Ingredients
Method
Preparation
- In a large pot, melt the butter over medium-low heat, stirring frequently to prevent burning.
- Add mini marshmallows and stir until completely melted and smooth.
- Remove the pot from heat and fold in the Rice Krispies cereal gently to coat evenly.
- Carefully fold in fresh blueberries, being gentle to avoid crushing them.
- Lightly grease a 9x9-inch pan or line with parchment paper, then transfer the mixture to the pan.
- Use a spatula or your hands to press the mixture evenly into the pan without pressing too hard.
- Allow the mixture to cool at room temperature for about 30 minutes.
Make the Vanilla Glaze
- In a small bowl, whisk together powdered sugar, milk, and vanilla extract.
- If the glaze is too thick, add more milk, one teaspoon at a time, until smooth and pourable.
Decorating and Serving
- Use a spoon or piping bag to drizzle the glaze over the cooled treats.
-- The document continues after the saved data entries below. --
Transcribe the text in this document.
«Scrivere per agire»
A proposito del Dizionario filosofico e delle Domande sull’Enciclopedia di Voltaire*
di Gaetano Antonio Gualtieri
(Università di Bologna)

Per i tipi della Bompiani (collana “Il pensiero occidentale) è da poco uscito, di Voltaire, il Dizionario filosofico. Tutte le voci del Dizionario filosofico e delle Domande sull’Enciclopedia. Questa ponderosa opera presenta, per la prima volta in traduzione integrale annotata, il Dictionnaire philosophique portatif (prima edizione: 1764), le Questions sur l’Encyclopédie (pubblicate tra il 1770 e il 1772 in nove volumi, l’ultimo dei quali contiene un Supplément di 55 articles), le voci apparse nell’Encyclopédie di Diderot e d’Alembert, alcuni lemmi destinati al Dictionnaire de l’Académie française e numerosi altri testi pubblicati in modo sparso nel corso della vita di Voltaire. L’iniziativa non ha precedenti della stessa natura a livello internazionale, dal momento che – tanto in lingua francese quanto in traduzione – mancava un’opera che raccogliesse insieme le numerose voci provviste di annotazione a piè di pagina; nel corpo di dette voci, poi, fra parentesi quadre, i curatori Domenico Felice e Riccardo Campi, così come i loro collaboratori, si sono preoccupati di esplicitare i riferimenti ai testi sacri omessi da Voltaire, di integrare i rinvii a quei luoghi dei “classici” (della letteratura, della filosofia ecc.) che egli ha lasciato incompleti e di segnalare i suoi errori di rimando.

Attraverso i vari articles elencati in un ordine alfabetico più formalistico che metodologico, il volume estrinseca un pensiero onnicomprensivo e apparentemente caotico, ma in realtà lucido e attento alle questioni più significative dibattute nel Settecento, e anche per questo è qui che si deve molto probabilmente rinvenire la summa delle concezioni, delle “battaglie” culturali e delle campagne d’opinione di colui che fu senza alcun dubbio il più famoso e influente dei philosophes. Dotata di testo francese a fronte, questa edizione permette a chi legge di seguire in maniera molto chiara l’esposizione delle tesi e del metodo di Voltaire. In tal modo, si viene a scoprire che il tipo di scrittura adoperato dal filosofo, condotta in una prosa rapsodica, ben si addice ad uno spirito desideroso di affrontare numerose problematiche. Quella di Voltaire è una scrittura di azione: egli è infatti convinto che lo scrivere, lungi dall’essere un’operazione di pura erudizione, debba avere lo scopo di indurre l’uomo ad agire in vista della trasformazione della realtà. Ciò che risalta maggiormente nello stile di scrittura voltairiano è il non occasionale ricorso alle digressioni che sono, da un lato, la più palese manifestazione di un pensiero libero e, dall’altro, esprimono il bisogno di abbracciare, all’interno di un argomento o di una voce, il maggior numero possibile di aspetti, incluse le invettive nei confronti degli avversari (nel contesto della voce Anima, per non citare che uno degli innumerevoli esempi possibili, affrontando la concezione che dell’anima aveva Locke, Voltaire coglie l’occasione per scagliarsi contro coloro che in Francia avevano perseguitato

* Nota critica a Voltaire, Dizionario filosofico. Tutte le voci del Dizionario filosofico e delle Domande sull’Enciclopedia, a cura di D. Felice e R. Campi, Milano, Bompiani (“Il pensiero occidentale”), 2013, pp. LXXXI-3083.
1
Let the glaze set for 10-15 minutes.
- Cut into squares with a sharp knife warmed under hot water and dried.
- Serve at room temperature, optionally pairing with herbal tea or cold milk.
Notes
For best results, use room-temperature blueberries to minimize bursting. Work quickly once marshmallows are melted, as the mixture sets rapidly. For a silkier glaze, sift the powdered sugar before whisking. Variations include adding lemon zest or chopped nuts for added flavor and crunch.